European Union proposed Cadarache in France and Vandellos in Spain as
candidate sites for ITER while Japan proposed Rokkasho.
2003 - The United States rejoined the ITER project, and China and
Republic of Korea newly joined while Canada withdrew.
2003 - Cadarache in France selected as the European Candidate Site for
ITER.
Sandia National Laboratories began fusion experiments in the Z machine.

2004 - The United States dropped its own project, the Fusion Ignition
Research Experiment (FIRE), to focus resources on ITER.
2005 - Following final negotiations between the EU and Japan, ITER
chose Cadarache over Rokkasho for the site of the reactor. In
concession, Japan was made the host site for a related materials
research facility and was granted rights to fill 20% of the project's
research posts while providing 10% of the funding.

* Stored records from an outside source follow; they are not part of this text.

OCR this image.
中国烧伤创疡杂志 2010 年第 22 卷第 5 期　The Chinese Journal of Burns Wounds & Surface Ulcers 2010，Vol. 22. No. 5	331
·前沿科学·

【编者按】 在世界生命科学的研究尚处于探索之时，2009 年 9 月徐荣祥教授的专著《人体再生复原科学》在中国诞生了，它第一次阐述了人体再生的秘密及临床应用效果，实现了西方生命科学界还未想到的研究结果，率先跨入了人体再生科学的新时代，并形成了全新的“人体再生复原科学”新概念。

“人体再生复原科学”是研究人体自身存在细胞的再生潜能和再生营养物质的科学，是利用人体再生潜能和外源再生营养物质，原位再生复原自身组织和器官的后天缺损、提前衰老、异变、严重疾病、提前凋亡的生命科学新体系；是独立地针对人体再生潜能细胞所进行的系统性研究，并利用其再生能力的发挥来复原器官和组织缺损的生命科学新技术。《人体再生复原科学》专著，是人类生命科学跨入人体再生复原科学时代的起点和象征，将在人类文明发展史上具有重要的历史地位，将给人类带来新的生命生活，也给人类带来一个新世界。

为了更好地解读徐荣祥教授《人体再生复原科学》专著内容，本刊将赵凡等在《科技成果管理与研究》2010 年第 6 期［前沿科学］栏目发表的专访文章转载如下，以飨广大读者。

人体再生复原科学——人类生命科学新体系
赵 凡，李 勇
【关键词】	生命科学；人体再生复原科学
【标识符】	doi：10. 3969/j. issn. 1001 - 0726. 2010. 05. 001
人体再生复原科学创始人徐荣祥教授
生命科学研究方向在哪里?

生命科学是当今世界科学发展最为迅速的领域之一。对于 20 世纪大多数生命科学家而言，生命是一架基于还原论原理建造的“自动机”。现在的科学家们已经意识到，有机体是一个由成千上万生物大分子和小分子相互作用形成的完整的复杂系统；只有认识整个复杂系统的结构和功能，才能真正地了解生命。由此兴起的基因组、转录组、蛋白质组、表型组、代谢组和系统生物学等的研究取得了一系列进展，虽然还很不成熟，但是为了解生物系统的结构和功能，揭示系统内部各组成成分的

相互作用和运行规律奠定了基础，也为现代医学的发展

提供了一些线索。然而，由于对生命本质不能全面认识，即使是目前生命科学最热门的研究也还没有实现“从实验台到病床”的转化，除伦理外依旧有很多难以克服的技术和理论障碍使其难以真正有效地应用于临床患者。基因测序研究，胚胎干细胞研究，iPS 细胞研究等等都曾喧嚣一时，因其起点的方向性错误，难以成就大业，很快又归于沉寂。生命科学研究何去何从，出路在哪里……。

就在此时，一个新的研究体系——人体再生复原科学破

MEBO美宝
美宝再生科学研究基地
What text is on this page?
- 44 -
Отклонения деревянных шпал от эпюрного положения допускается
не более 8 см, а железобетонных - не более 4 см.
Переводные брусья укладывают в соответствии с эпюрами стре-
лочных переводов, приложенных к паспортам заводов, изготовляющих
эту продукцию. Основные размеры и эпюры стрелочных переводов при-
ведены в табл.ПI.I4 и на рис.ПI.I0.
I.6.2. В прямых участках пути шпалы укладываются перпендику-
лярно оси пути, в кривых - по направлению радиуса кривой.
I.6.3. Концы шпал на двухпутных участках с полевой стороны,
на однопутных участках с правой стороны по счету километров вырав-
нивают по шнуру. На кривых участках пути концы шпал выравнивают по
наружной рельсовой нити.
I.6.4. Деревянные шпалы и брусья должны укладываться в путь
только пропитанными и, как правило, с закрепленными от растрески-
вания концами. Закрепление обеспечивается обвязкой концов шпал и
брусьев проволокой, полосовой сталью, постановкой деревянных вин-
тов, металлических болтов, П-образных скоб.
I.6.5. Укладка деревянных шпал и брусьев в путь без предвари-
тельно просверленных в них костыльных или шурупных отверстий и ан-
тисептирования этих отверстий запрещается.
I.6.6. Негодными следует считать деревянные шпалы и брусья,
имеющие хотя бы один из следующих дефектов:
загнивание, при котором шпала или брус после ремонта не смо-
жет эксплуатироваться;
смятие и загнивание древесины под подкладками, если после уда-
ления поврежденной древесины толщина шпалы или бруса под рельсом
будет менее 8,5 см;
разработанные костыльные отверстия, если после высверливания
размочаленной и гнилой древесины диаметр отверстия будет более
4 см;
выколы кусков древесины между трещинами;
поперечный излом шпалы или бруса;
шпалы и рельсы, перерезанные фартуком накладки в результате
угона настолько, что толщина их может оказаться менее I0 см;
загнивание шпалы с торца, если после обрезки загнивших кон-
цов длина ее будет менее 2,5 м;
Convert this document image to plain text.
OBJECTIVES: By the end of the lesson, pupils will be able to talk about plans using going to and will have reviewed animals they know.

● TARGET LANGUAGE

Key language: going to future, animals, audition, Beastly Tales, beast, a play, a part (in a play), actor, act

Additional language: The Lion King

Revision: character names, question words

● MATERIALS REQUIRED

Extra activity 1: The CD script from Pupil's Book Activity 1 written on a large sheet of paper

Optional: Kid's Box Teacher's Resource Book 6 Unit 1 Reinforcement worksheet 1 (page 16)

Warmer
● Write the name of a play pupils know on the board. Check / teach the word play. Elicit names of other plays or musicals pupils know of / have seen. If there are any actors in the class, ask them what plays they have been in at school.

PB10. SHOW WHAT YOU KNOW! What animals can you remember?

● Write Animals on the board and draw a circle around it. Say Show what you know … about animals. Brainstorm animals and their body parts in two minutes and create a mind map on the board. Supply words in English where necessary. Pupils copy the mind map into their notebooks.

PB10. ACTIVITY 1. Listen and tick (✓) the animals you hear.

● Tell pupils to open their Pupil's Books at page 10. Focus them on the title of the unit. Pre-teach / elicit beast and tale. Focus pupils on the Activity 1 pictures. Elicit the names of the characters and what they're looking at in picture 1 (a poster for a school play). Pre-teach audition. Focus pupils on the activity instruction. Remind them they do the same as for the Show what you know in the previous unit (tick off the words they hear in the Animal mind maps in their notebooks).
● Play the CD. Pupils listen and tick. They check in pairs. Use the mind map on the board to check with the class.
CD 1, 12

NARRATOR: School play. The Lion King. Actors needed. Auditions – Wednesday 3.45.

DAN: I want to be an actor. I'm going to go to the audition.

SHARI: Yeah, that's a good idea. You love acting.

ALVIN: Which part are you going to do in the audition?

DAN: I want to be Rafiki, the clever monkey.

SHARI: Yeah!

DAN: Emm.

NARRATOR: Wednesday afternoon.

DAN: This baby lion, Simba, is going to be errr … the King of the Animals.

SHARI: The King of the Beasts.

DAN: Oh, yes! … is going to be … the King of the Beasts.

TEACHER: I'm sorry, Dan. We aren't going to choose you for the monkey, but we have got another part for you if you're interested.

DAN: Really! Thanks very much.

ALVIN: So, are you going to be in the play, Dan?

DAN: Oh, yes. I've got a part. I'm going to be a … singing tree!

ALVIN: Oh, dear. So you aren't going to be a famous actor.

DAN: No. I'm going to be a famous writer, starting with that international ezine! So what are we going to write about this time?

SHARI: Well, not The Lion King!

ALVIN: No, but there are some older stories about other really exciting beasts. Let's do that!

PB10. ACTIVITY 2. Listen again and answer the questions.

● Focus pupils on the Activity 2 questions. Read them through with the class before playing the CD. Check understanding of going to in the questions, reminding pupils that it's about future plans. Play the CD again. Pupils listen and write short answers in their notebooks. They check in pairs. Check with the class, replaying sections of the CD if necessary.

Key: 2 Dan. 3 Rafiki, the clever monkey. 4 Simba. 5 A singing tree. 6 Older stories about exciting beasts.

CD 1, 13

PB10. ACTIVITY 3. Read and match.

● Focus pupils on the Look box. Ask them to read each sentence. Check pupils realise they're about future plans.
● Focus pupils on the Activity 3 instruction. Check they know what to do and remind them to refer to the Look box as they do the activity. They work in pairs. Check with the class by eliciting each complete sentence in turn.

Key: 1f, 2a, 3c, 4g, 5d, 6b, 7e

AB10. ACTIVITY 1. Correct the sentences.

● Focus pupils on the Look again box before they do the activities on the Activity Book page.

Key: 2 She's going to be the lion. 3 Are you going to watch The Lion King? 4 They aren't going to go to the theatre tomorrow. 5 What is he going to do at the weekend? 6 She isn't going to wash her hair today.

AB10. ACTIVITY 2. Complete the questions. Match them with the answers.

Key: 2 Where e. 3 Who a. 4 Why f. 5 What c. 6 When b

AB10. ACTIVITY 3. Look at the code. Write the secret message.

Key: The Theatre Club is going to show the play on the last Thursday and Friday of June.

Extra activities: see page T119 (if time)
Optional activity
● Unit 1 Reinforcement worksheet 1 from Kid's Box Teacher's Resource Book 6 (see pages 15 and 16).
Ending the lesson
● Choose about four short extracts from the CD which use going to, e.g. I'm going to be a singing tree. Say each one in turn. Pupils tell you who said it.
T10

The NIF fires its first bundle of 8 beams achieving the highest ever
energy laser pulse of 152.8 Kj (infrared).
2006 - China's EAST test reactor is completed, the first tokamak
experiment to use superconducting magnets to generate both the toroidal
and poloidal fields.
Construction of ITER was originally planned to start at the end of
2005, but will probably be delayed until 2007.